Already the pro-farmer attitude is emerging in the Explanatory Note to the Bill where it is stated on page 2 that.... "The Bill does not interfere with private property rights".... yet the Bill currently seems silent on the explicitly recorded points in chapter 6 of the Acland 2 report on pages 16 and 17 that...."the public has rights to public resources", and a bit further on...."Wildlife, freshwater fisheries and natural water are natural resources and do not usually attach to the land title" (and hence are deemed to be public resources forming part of the public estate) - where the reference to ‘do not usually' was only inserted because of the uncertain legal possibility around ‘water ownership' in relation to mining rights in places like Central Otago. So the proposition was generally accepted in Acland 2 that land ownership does not extend to the ‘wildlife, freshwater fisheries and natural water' associated with the land upon which it exists - however it does not seem to have come through in the Bill - I wonder why?

What this all means is that the current Bill therefore effectively enshrines "exclusive capture", where a land occupier can effectively grant themselves exclusive ownership of a public natural resource, such as wildlife, or freshwater fisheries, or natural water in situ, simply by (selectively) denying public access, for which they can then probably charge an access fee (which amounts to the sale of fishing or hunting rights in respect of those particular sports fish and game bird species managed by Fish and Game Councils). This needs to be strongly exposed by all of us in the up-coming parliamentary and select committee process.

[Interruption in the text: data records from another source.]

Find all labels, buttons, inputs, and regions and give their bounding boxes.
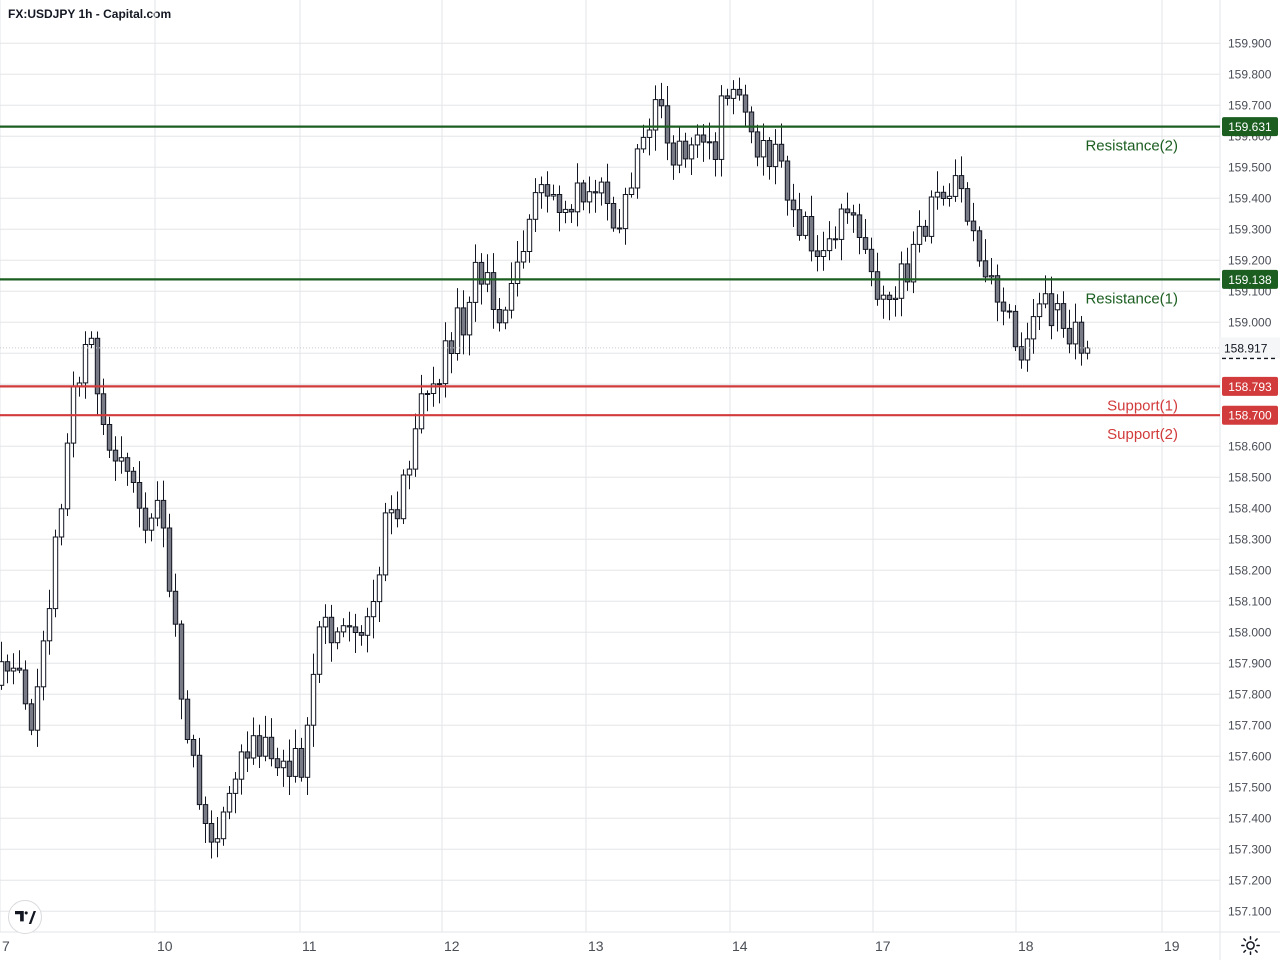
svg-text:157.100: 157.100 [1228,905,1272,919]
svg-text:Support(2): Support(2) [1107,426,1178,443]
svg-text:19: 19 [1164,938,1180,954]
svg-text:159.400: 159.400 [1228,192,1272,206]
svg-text:157.500: 157.500 [1228,781,1272,795]
svg-text:159.800: 159.800 [1228,68,1272,82]
svg-text:12: 12 [444,938,460,954]
svg-text:159.000: 159.000 [1228,316,1272,330]
svg-text:157.700: 157.700 [1228,719,1272,733]
svg-text:158.300: 158.300 [1228,533,1272,547]
svg-text:10: 10 [157,938,173,954]
svg-text:158.100: 158.100 [1228,595,1272,609]
svg-text:159.700: 159.700 [1228,99,1272,113]
svg-text:11: 11 [302,938,317,954]
svg-text:157.300: 157.300 [1228,843,1272,857]
svg-text:157.400: 157.400 [1228,812,1272,826]
svg-text:17: 17 [875,938,891,954]
svg-text:Resistance(1): Resistance(1) [1085,290,1178,307]
svg-text:158.000: 158.000 [1228,626,1272,640]
svg-text:Support(1): Support(1) [1107,397,1178,414]
svg-text:159.200: 159.200 [1228,254,1272,268]
svg-text:159.631: 159.631 [1228,120,1272,134]
svg-text:157.800: 157.800 [1228,688,1272,702]
svg-text:159.900: 159.900 [1228,37,1272,51]
svg-text:158.793: 158.793 [1228,380,1272,394]
svg-text:158.600: 158.600 [1228,440,1272,454]
svg-text:159.138: 159.138 [1228,273,1272,287]
svg-text:14: 14 [732,938,748,954]
svg-text:18: 18 [1018,938,1034,954]
svg-text:158.400: 158.400 [1228,502,1272,516]
svg-text:158.917: 158.917 [1224,341,1268,355]
svg-text:158.700: 158.700 [1228,409,1272,423]
svg-text:159.300: 159.300 [1228,223,1272,237]
svg-text:7: 7 [2,938,10,954]
svg-text:157.900: 157.900 [1228,657,1272,671]
svg-text:13: 13 [588,938,604,954]
svg-text:157.600: 157.600 [1228,750,1272,764]
svg-text:158.200: 158.200 [1228,564,1272,578]
svg-text:159.500: 159.500 [1228,161,1272,175]
svg-text:157.200: 157.200 [1228,874,1272,888]
svg-text:158.500: 158.500 [1228,471,1272,485]
svg-text:Resistance(2): Resistance(2) [1085,138,1178,155]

One point in our possible favour however is that the Purpose statement of the actual Bill, at clause 3(a), states that...."The purpose of this Act is - (a) to provide the New Zealand public with safe, unimpeded walking access to the outdoors (such as around the coast and lakes, along rivers, and to public resources) so that the public can enjoy the outdoors....etc". (my emphasis). However while "public resources" are not currently legally defined in section 4 of the Bill, we should be able to make a strong case for them to be, along the lines of the interpretation taken in Acland 2, noted above - ie. that ‘public resources' means ‘wildlife, freshwater fisheries and natural water'. To this the marine recreational fishing NGOs need to add ‘marine recreational fisheries' and big game NGOs need to add ‘deer, chamois, tahr and pigs', and all the hunting NGOs (including Fish & Game) need to add ‘small game' (such as hares, rabbits and possibly possums) - given that all three are what most hunters cut their teeth on en-route to becoming life-long recreational hunters.

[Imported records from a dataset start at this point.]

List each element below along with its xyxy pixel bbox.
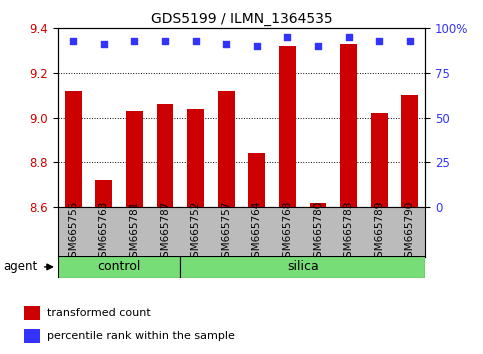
Bar [156, 104, 173, 207]
Point [222, 41, 230, 47]
Bar [401, 95, 418, 207]
Point [100, 41, 108, 47]
Point [253, 44, 261, 49]
Bar [279, 46, 296, 207]
Point [345, 34, 353, 40]
Bar [180, 256, 425, 278]
Point [161, 38, 169, 44]
Bar [187, 109, 204, 207]
Point [314, 44, 322, 49]
Point [284, 34, 291, 40]
Bar [126, 111, 143, 207]
Text: transformed count: transformed count [47, 308, 151, 318]
Bar [340, 44, 357, 207]
Bar [248, 153, 265, 207]
Bar [58, 256, 180, 278]
Bar [371, 113, 387, 207]
Point [130, 38, 138, 44]
Text: control: control [98, 261, 141, 273]
Bar [310, 202, 327, 207]
Title: GDS5199 / ILMN_1364535: GDS5199 / ILMN_1364535 [151, 12, 332, 26]
Bar [24, 329, 40, 343]
Text: agent: agent [3, 261, 37, 273]
Bar [65, 91, 82, 207]
Point [70, 38, 77, 44]
Point [375, 38, 383, 44]
Text: silica: silica [287, 261, 319, 273]
Point [406, 38, 413, 44]
Bar [96, 180, 112, 207]
Point [192, 38, 199, 44]
Bar [24, 306, 40, 320]
Bar [218, 91, 235, 207]
Text: percentile rank within the sample: percentile rank within the sample [47, 331, 235, 341]
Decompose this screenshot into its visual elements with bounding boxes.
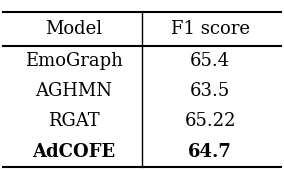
Text: F1 score: F1 score [171,20,250,38]
Text: AdCOFE: AdCOFE [32,142,115,160]
Text: Model: Model [45,20,103,38]
Text: 64.7: 64.7 [188,142,232,160]
Text: RGAT: RGAT [48,112,100,130]
Text: 65.22: 65.22 [184,112,236,130]
Text: 65.4: 65.4 [190,52,230,70]
Text: 63.5: 63.5 [190,82,230,100]
Text: AGHMN: AGHMN [35,82,112,100]
Text: EmoGraph: EmoGraph [25,52,123,70]
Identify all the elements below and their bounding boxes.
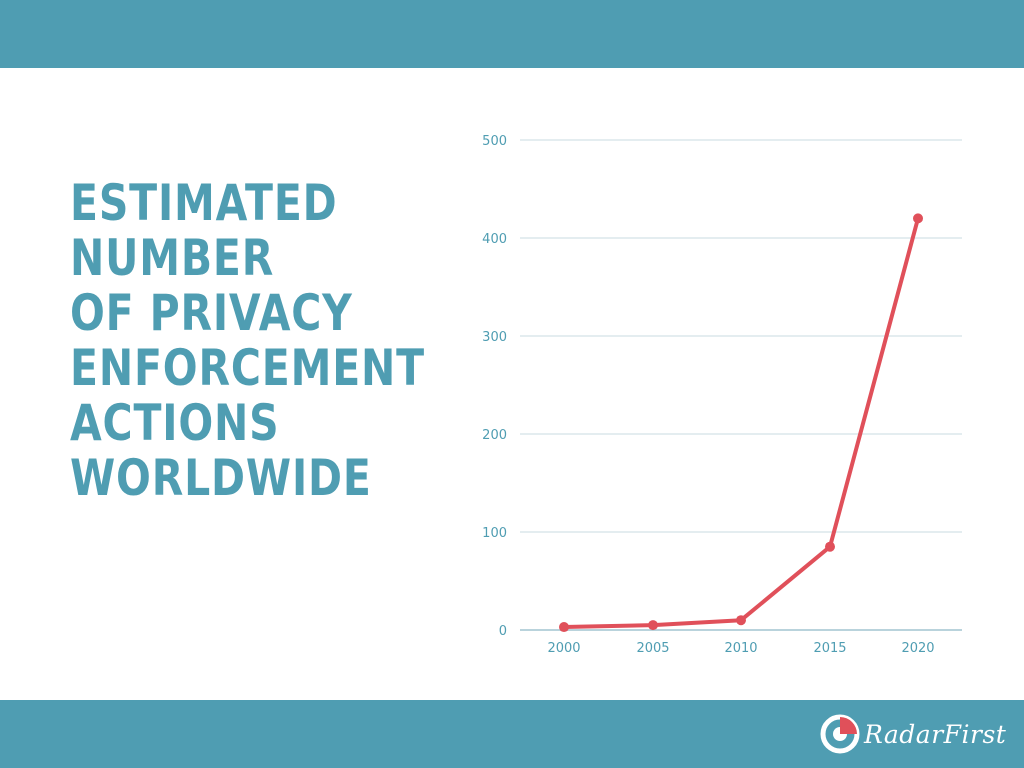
title-line-2: NUMBER [70, 229, 275, 287]
y-tick-label: 0 [499, 624, 507, 639]
chart-title-block: ESTIMATED NUMBER OF PRIVACY ENFORCEMENT … [70, 174, 425, 507]
y-tick-label: 300 [482, 330, 507, 345]
data-point [648, 620, 658, 631]
x-tick-label: 2000 [547, 641, 580, 656]
y-tick-label: 500 [482, 134, 507, 149]
top-banner [0, 0, 1024, 68]
data-point [559, 622, 569, 633]
y-tick-label: 400 [482, 232, 507, 247]
radar-logo-icon [820, 714, 860, 754]
x-tick-label: 2005 [636, 641, 669, 656]
title-line-1: ESTIMATED [70, 174, 338, 232]
radarfirst-logo: RadarFirst [820, 712, 1006, 756]
x-tick-label: 2015 [813, 641, 846, 656]
logo-text: RadarFirst [864, 719, 1007, 749]
title-line-6: WORLDWIDE [70, 449, 372, 507]
title-line-4: ENFORCEMENT [70, 339, 425, 397]
series-line [562, 216, 920, 630]
title-line-3: OF PRIVACY [70, 284, 353, 342]
title-line-5: ACTIONS [70, 394, 280, 452]
data-point [913, 213, 923, 224]
x-tick-label: 2020 [901, 641, 934, 656]
x-tick-label: 2010 [724, 641, 757, 656]
data-point [736, 615, 746, 626]
y-tick-label: 200 [482, 428, 507, 443]
data-point [825, 541, 835, 552]
y-tick-label: 100 [482, 526, 507, 541]
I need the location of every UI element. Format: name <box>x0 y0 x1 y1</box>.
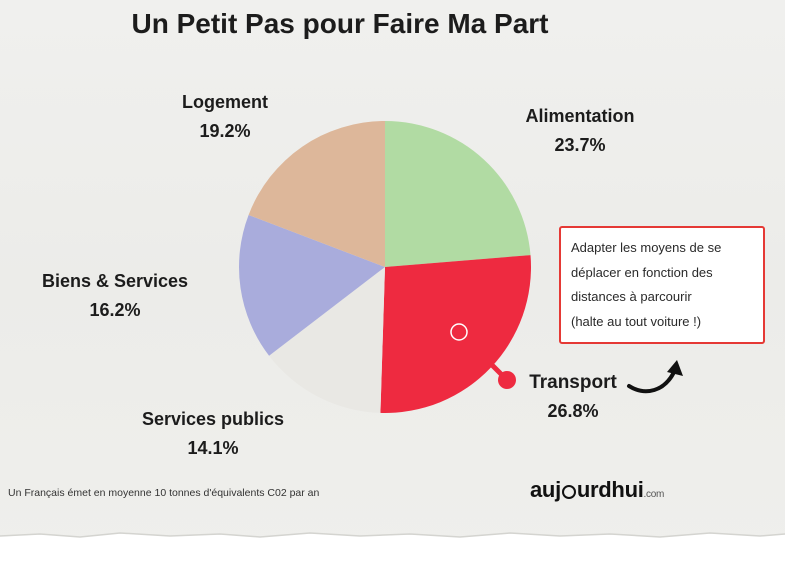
pie-slice-services-publics <box>269 267 385 413</box>
slice-label-alimentation: Alimentation 23.7% <box>495 102 665 160</box>
slice-label-services-publics: Services publics 14.1% <box>118 405 308 463</box>
pie-chart <box>239 121 531 414</box>
callout-line: distances à parcourir <box>571 289 692 304</box>
slice-name: Alimentation <box>525 106 635 126</box>
curved-arrow-icon <box>627 360 683 394</box>
slice-value: 16.2% <box>89 300 141 320</box>
callout-line: (halte au tout voiture !) <box>571 313 702 329</box>
slice-label-biens-services: Biens & Services 16.2% <box>20 267 210 325</box>
pie-slice-alimentation <box>385 121 531 267</box>
slice-value: 26.8% <box>547 401 599 421</box>
slice-label-transport: Transport 26.8% <box>518 368 628 426</box>
transport-advice-callout: Adapter les moyens de se déplacer en fon… <box>559 226 765 344</box>
slice-name: Biens & Services <box>41 271 189 291</box>
slice-value: 23.7% <box>554 135 606 155</box>
aujourdhui-logo: auj urdhui.com <box>530 477 665 502</box>
transport-leader-line <box>450 323 516 389</box>
pie-slice-biens-services <box>239 214 385 356</box>
callout-line: déplacer en fonction des <box>571 264 713 280</box>
slice-name: Transport <box>529 372 617 393</box>
slice-name: Services publics <box>141 409 285 429</box>
slice-label-logement: Logement 19.2% <box>145 88 305 146</box>
callout-line: Adapter les moyens de se <box>571 240 722 255</box>
footnote: Un Français émet en moyenne 10 tonnes d'… <box>8 487 320 499</box>
logo-o-icon <box>561 485 576 499</box>
slice-name: Logement <box>181 92 268 112</box>
slice-value: 14.1% <box>187 438 239 458</box>
torn-paper-edge <box>0 532 785 563</box>
chart-title: Un Petit Pas pour Faire Ma Part <box>131 8 549 39</box>
slice-value: 19.2% <box>199 121 251 141</box>
pie-slice-logement <box>248 121 385 267</box>
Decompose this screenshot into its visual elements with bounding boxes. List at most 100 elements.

We all therefore need to read this Bill very carefully, and contrast it against the Acland 2 report, including my ‘Alternative View' minority report at chapter 21.
It will become an extremely important piece of legislation for the future of outdoor recreation in NZ, as it cuts to the fundamental heart of what the early English and European settlers sought to establish in NZ regarding the public ownership of and accessibility to natural resources.